PHOTO
MERANO. Anche lo spostamento dell'attuale tracciato dei binari ferroviari dalla stazione centrale a Maia Bassa entra nel dibattito per la elaborazione del Masterplan 2030 che lo studio Benevolo sta predisponendo su incarico del Comune. L'altro giorno il Partito democratico, che in città è all'opposizione, ha presentato le proprie proposte di sviluppo della città in ottica ventennale.
E la novità più importante riguarda proprio la modifica del tracciato ferroviario in modo da eliminare passaggi a livello e massicciata che dividono i vari quartieri della città, da Santa Maria Assunta al rione Wolkenstein e Marlengo.
I tre consiglieri comunali Andrea Bonatta, Daniela Rossi Saretto e Vanda Carbone propongono di realizzare nell'areale delle caserme strutture utili alla città, trasferire industrie e artigianato troppo inseriti nel tessuto urbano, riqualificando le relative aree. Per l'ippodromo va garantita la qualità del verde pubblico, nei quartieri vanno rivitalizzati gli spazi comuni e vanno create iniziative abitative sociali.
Merano deve avere un collegamento diretto con l'areoporto attraverso una apposita navetta. A Maia Bassa va creata un'area logistica dalla quale partire per organizzare la distribuzione delle merci in centro utilizzando mezzi non inquinanti.
Se di nuovi parcheggi si parla, si devono realizzare ai margini della città e non in centro: in prossimità delle due stazioni, in zona Zuegg-Marlengo (al posto della Torggler Chimica che andrebbe decentrata in area produttiva), a Sinigo e all’imbocco della val Passiria. La circonvallazione Mebo-Passiria va rivista nel tracciato, gli unici punti fermi restano la stazione centrale e lo sbocco all'inizio della valle.

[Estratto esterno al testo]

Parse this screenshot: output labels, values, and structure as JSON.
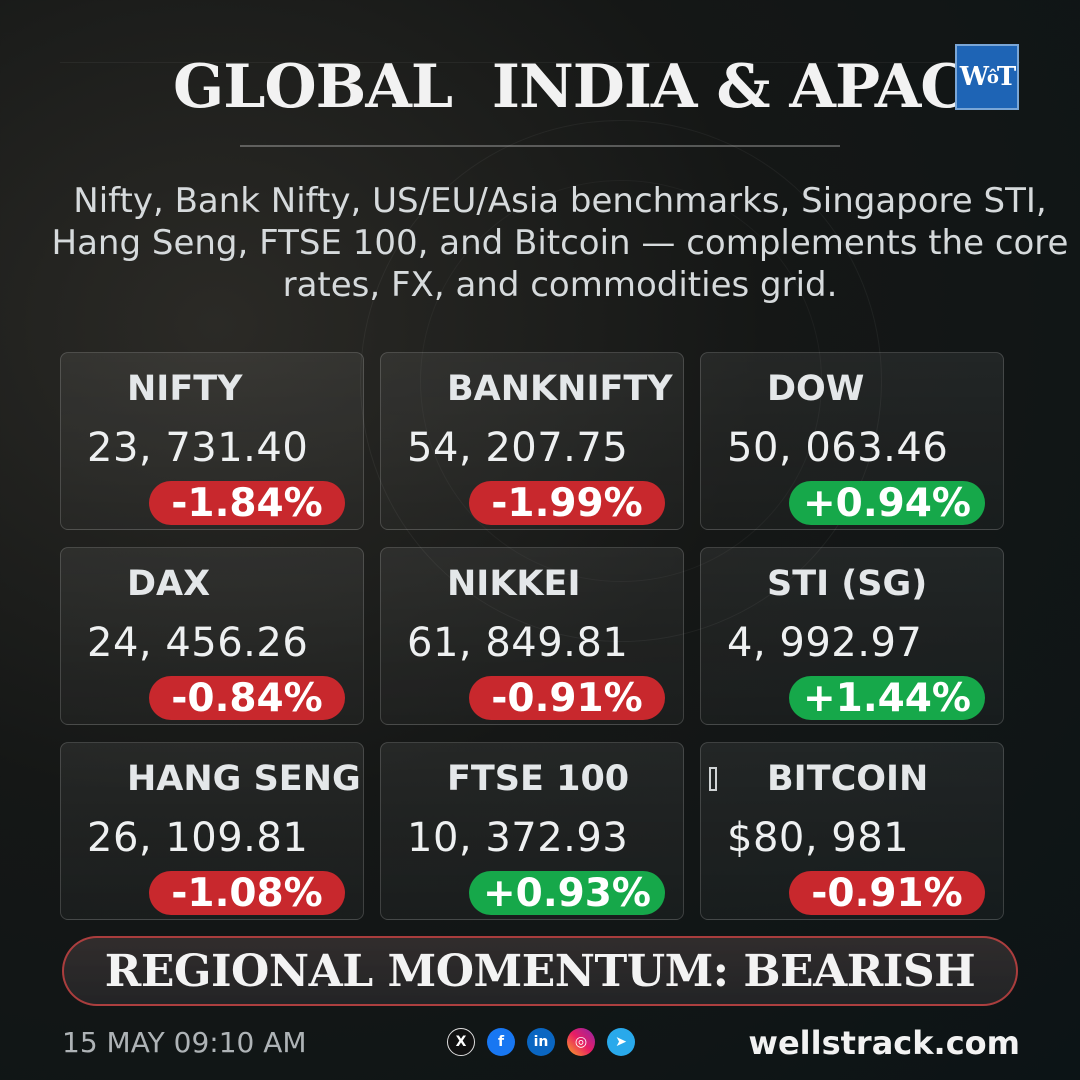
{
  "header": {
    "title": "GLOBAL  INDIA & APAC",
    "logo_text": "WT",
    "subtitle": "Nifty, Bank Nifty, US/EU/Asia benchmarks, Singapore STI, Hang Seng, FTSE 100, and Bitcoin — complements the core rates, FX, and commodities grid."
  },
  "cards": [
    {
      "name": "NIFTY",
      "value": "23, 731.40",
      "change": "-1.84%",
      "direction": "down"
    },
    {
      "name": "BANKNIFTY",
      "value": "54, 207.75",
      "change": "-1.99%",
      "direction": "down"
    },
    {
      "name": "DOW",
      "value": "50, 063.46",
      "change": "+0.94%",
      "direction": "up"
    },
    {
      "name": "DAX",
      "value": "24, 456.26",
      "change": "-0.84%",
      "direction": "down"
    },
    {
      "name": "NIKKEI",
      "value": "61, 849.81",
      "change": "-0.91%",
      "direction": "down"
    },
    {
      "name": "STI (SG)",
      "value": "4, 992.97",
      "change": "+1.44%",
      "direction": "up"
    },
    {
      "name": "HANG SENG",
      "value": "26, 109.81",
      "change": "-1.08%",
      "direction": "down"
    },
    {
      "name": "FTSE 100",
      "value": "10, 372.93",
      "change": "+0.93%",
      "direction": "up"
    },
    {
      "name": "BITCOIN",
      "value": "$80, 981",
      "change": "-0.91%",
      "direction": "down"
    }
  ],
  "colors": {
    "down": "#c8282d",
    "up": "#16a84a"
  },
  "banner": {
    "text": "REGIONAL MOMENTUM: BEARISH"
  },
  "footer": {
    "date": "15 MAY 09:10 AM",
    "social": [
      "x-icon",
      "facebook-icon",
      "linkedin-icon",
      "instagram-icon",
      "telegram-icon"
    ],
    "site": "wellstrack.com"
  }
}
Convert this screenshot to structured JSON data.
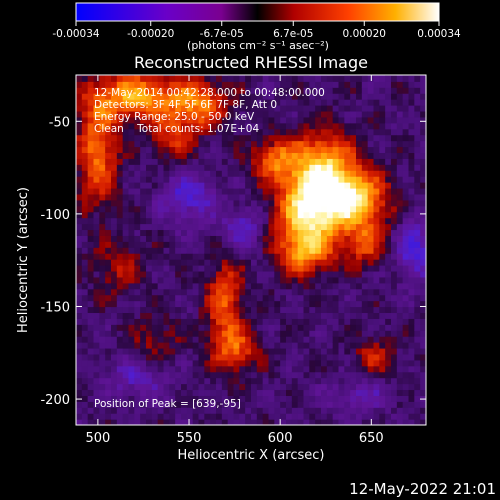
{
  "chart_data": {
    "type": "heatmap",
    "title": "Reconstructed RHESSI Image",
    "xlabel": "Heliocentric X (arcsec)",
    "ylabel": "Heliocentric Y (arcsec)",
    "xlim": [
      488,
      680
    ],
    "ylim": [
      -214,
      -25
    ],
    "x_ticks": [
      500,
      550,
      600,
      650
    ],
    "y_ticks": [
      -50,
      -100,
      -150,
      -200
    ],
    "colorbar": {
      "tick_labels": [
        "-0.00034",
        "-0.00020",
        "-6.7e-05",
        "6.7e-05",
        "0.00020",
        "0.00034"
      ],
      "tick_values": [
        -0.00034,
        -0.0002,
        -6.7e-05,
        6.7e-05,
        0.0002,
        0.00034
      ],
      "units_label": "(photons cm⁻² s⁻¹ asec⁻²)",
      "range": [
        -0.00034,
        0.00034
      ]
    },
    "annotations": [
      "12-May-2014 00:42:28.000 to 00:48:00.000",
      "Detectors: 3F 4F 5F 6F 7F 8F, Att 0",
      "Energy Range: 25.0 - 50.0 keV",
      "Clean    Total counts: 1.07E+04"
    ],
    "peak_label": "Position of Peak = [639,-95]",
    "peak_position": [
      639,
      -95
    ],
    "blobs": [
      {
        "x": 636,
        "y": -94,
        "sx": 14,
        "sy": 11,
        "a": 1.0
      },
      {
        "x": 612,
        "y": -100,
        "sx": 12,
        "sy": 14,
        "a": 0.8
      },
      {
        "x": 622,
        "y": -75,
        "sx": 12,
        "sy": 13,
        "a": 0.75
      },
      {
        "x": 596,
        "y": -72,
        "sx": 9,
        "sy": 8,
        "a": 0.55
      },
      {
        "x": 612,
        "y": -122,
        "sx": 11,
        "sy": 9,
        "a": 0.6
      },
      {
        "x": 645,
        "y": -118,
        "sx": 8,
        "sy": 8,
        "a": 0.45
      },
      {
        "x": 520,
        "y": -38,
        "sx": 18,
        "sy": 9,
        "a": 0.75
      },
      {
        "x": 555,
        "y": -42,
        "sx": 11,
        "sy": 9,
        "a": 0.55
      },
      {
        "x": 498,
        "y": -68,
        "sx": 8,
        "sy": 20,
        "a": 0.6
      },
      {
        "x": 540,
        "y": -60,
        "sx": 9,
        "sy": 9,
        "a": 0.4
      },
      {
        "x": 568,
        "y": -150,
        "sx": 7,
        "sy": 18,
        "a": 0.55
      },
      {
        "x": 575,
        "y": -175,
        "sx": 9,
        "sy": 8,
        "a": 0.45
      },
      {
        "x": 510,
        "y": -130,
        "sx": 10,
        "sy": 10,
        "a": 0.3
      },
      {
        "x": 650,
        "y": -178,
        "sx": 8,
        "sy": 7,
        "a": 0.35
      },
      {
        "x": 530,
        "y": -170,
        "sx": 9,
        "sy": 10,
        "a": 0.25
      }
    ],
    "cool_spots": [
      {
        "x": 548,
        "y": -92,
        "sx": 10,
        "sy": 10,
        "a": 0.45
      },
      {
        "x": 578,
        "y": -110,
        "sx": 9,
        "sy": 9,
        "a": 0.4
      },
      {
        "x": 672,
        "y": -120,
        "sx": 7,
        "sy": 12,
        "a": 0.5
      },
      {
        "x": 520,
        "y": -190,
        "sx": 12,
        "sy": 8,
        "a": 0.35
      },
      {
        "x": 640,
        "y": -200,
        "sx": 12,
        "sy": 6,
        "a": 0.3
      }
    ]
  },
  "footer_timestamp": "12-May-2022 21:01"
}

Il Pd propone anche di ripensare il ponte di ferro dopo lo spostamento del tracciato ferroviario sostituendolo con una struttura moderna con spazio per auto, pedoni e bici. Nelle proposte per il Masterplan 2030 i democratici inseriscono anche il recupero dei rioni Steinach, di Sinigo, Matteotti e Sant'Antonio a Maia Bassa e dedicano un capitolo alla scuola e alla formazione professionale, da incentivare come anche alla creazione di un liceo classico internazionale.
E poi per i giovani non servono solo occasioni di accrescimento e studio ma anche luoghi di incontro, spazi comuni per rendere i ragazzi cittadini attivi. «Sono importanti la realizzazione e la promozione nel settore dell’edilizia scolastica di strutture/poli scolastici e spazi comuni per i gruppi linguistici italiano e tedesco, per dare valore alle opportunità offerte dalle diversità linguistiche e sostenere l’acquisizione delle competenze per l’esercizio della cittadinanza attiva», sottolineano i consiglieri comunali del Pd.
Le proposte del Masterplan 2030 sono state inviate nei giorni scorsi sia al team di esperti dello studio Benevolo che presentate ufficialmente all'amministrazione comunale in attesa di un confronto. Nei mesi scorsi analoga procedura era stata seguida dai Verdi, che oltre a presentare una propria serie di punti focali, avevano lamentato scarsa possibilità di confronto diretto con gli estensori del piano e con la cittadinanza.